Cette année, outre le site de la Grande Sassière (Parc National de la Vanoise) suivi depuis 1994, nous avons ajouté les sites de Prapic (Parc National des Écrins) et Chavière (commune de Termignon) afin d'analyser l'influence de l'activité humaine. Nous tirons beaucoup d'informations des autopsies (infestation réelle, identification et dénombrement exhaustif des parasites). Donc, outre les découvertes de mortalité des différentes équipes travaillant sur le terrain (qui sont toujours éminemment précieuses ), nous avons obtenu de l'ACCA de Bonneval-sur-Arc qu'ils nous gardent les viscères des animaux tirés à la chasse en septembre/octobre (n = 16). Pour préciser les périodes du cycle parasitaire lors de l'infestation printanière nous avons profité de l'expérimentation de Laurent Graziani avec des marmottes capturées gestantes en tout début de saison et suivies à Lyon jusqu'en juin. Un suivi coproscopique serré a pu être réalisé sur quelques individus. De même, des données sur les conditions de réinfestation ont pu être obtenues à partir des traitements anti-parasitaires. Enfin, nous avons nous même entrepris une expérimentation pour mieux connaître les phénomènes liés à l'hibernation, en capturant des animaux en septembre 1996 pour les garder sous surveillance jusqu'à la fin du mois de juin 1997. Malheureusement, une seule marmotte a pu être capturée, "Babar". Elle hiberne actuellement à Saint Jean d'Arvey.

Résultats

Les graphiques suivants montrent les cinétiques d'émission d'oeufs des différents parasites dans les crottes, établies sur 3 ans à la Sassière (temps considéré comme nécessaire à l'établissement d'une cinétique significative), exprimé en pourcentage de groupes à coproscopies positives.
Pour Ctenotaenia , les premiers oeufs apparaissent dès la mi-juin puis tous les groupes révèlent leur infestation très rapidement jusqu'à un plateau de 100% atteint en juillet. A noter, en 1996, que c'est seulement en fin de saison que tous les groupes sont porteurs.

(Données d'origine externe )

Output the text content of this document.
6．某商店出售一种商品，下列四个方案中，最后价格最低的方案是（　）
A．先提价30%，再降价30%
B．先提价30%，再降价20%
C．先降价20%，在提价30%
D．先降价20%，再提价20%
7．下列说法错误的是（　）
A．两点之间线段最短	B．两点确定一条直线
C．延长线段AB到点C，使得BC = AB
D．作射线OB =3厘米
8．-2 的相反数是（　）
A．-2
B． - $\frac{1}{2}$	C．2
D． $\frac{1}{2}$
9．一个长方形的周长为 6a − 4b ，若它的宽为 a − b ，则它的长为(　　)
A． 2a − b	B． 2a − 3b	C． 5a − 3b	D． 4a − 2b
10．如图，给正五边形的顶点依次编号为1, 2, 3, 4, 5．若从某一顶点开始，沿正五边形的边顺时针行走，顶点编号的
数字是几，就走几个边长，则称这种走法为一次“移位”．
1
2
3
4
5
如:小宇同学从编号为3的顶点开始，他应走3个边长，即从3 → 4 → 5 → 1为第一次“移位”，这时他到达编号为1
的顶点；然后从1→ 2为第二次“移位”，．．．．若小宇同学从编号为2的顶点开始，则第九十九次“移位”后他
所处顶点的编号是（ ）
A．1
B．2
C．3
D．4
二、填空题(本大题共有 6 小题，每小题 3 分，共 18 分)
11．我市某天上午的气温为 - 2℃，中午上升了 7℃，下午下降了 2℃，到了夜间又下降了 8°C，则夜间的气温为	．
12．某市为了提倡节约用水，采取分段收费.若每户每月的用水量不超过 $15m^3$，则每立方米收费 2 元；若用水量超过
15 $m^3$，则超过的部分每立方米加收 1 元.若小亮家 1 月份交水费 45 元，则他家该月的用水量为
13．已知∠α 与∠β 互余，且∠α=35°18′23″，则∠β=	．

Graphique 1. Périodes d'apparition des oeufs de Cestodes et proportion de groupes à coproscopies positives.

Pour Ascaris , le pourcentage de groupes à coproscopie positive s'élève graduellement tout au long de la saison. L'infestation se cumule donc régulièrement jusqu'à 100%. Au niveau quantitatif, le premier pic d'émission est très élevé (la première infestation de l'année semble la plus agressive).

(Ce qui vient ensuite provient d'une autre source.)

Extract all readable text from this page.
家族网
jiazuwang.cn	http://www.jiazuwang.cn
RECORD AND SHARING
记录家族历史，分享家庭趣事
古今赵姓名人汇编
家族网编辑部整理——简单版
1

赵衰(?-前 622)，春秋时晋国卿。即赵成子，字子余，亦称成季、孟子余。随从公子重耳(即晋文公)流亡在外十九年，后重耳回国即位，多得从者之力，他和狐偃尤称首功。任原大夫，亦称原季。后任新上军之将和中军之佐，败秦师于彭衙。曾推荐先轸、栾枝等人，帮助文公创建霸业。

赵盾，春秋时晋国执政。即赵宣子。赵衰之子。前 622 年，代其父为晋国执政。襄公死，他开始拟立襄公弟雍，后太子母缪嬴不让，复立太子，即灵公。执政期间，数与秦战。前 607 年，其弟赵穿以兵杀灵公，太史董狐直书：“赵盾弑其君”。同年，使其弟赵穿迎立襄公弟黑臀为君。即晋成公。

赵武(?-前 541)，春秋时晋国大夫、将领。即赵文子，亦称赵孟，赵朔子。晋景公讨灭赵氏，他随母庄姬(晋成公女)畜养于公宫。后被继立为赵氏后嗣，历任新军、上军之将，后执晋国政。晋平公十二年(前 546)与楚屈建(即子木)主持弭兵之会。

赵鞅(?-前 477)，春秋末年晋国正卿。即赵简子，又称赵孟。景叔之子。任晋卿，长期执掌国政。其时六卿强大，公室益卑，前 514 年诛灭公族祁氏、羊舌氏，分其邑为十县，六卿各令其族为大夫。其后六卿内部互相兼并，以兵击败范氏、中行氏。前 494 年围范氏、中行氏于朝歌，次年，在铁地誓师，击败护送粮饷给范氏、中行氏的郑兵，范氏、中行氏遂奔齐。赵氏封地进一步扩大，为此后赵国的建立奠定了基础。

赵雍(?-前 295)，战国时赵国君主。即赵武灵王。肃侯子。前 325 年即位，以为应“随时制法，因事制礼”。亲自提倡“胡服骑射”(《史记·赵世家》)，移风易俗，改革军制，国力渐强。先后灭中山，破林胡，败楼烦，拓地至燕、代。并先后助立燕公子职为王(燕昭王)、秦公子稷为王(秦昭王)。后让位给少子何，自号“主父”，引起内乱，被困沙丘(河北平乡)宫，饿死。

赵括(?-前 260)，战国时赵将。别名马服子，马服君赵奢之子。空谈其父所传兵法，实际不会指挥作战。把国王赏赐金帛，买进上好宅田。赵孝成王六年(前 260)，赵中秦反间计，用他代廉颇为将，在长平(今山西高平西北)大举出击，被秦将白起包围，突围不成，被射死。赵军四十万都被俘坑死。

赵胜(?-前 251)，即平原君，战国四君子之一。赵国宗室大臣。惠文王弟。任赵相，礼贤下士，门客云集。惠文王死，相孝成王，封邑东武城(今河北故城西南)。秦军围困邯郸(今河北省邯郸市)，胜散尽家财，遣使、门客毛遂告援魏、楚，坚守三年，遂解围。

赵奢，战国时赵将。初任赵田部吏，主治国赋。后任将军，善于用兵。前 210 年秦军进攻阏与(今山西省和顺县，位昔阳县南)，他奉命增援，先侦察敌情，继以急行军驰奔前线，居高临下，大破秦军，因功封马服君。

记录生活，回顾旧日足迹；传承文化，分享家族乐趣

Graphique 2. Périodes d'apparition des oeufs d'Ascaris et proportion de groupes à coproscopies positives.

Quant aux Coccidie, leur émission se manifeste à un très haut niveau dès la sortie de l'hibernation, se maintient un certain temps à ce niveau puis décline en fin de saison, jusqu'à devenir nulle pour certains individus et même certains groupes en 1996. Ce schéma correspond à l'installation d'une immunité forte en début de saison, qui limite les réinfestations par la suite. On relèvera que 1995 est décalée de quelques semaines pour tous les parasites : retard probablement à mettre en rapport avec la date de déneigement tardive à la Sassière cette année là.


Graphique 3. Périodes d'apparition des Ookystes et proportion de groupes à coproscopies positives.


Comparaison entre sites

Le tableau suivant présente la fréquence des différents parasites en fonction des sites.

N =Oeufs d' Ascaris laevisOeufs de Ctenotaenia marmotaeOokystes de Eimeria sp. Oeufs de Citellina alpinaOeufs de Dicrocoelium lanceolatumOeufs de Capillaria sp.
SASSIERE1274093112100
CHAVIERE46151631000
PRAPIC9004685053

Tableau 2. Récapitulatif : fréquence des coproscopies positives sur les 3 sites.

N = Taille de l'échantillon analysé (coproscopies de groupe + coproscopies individuelles)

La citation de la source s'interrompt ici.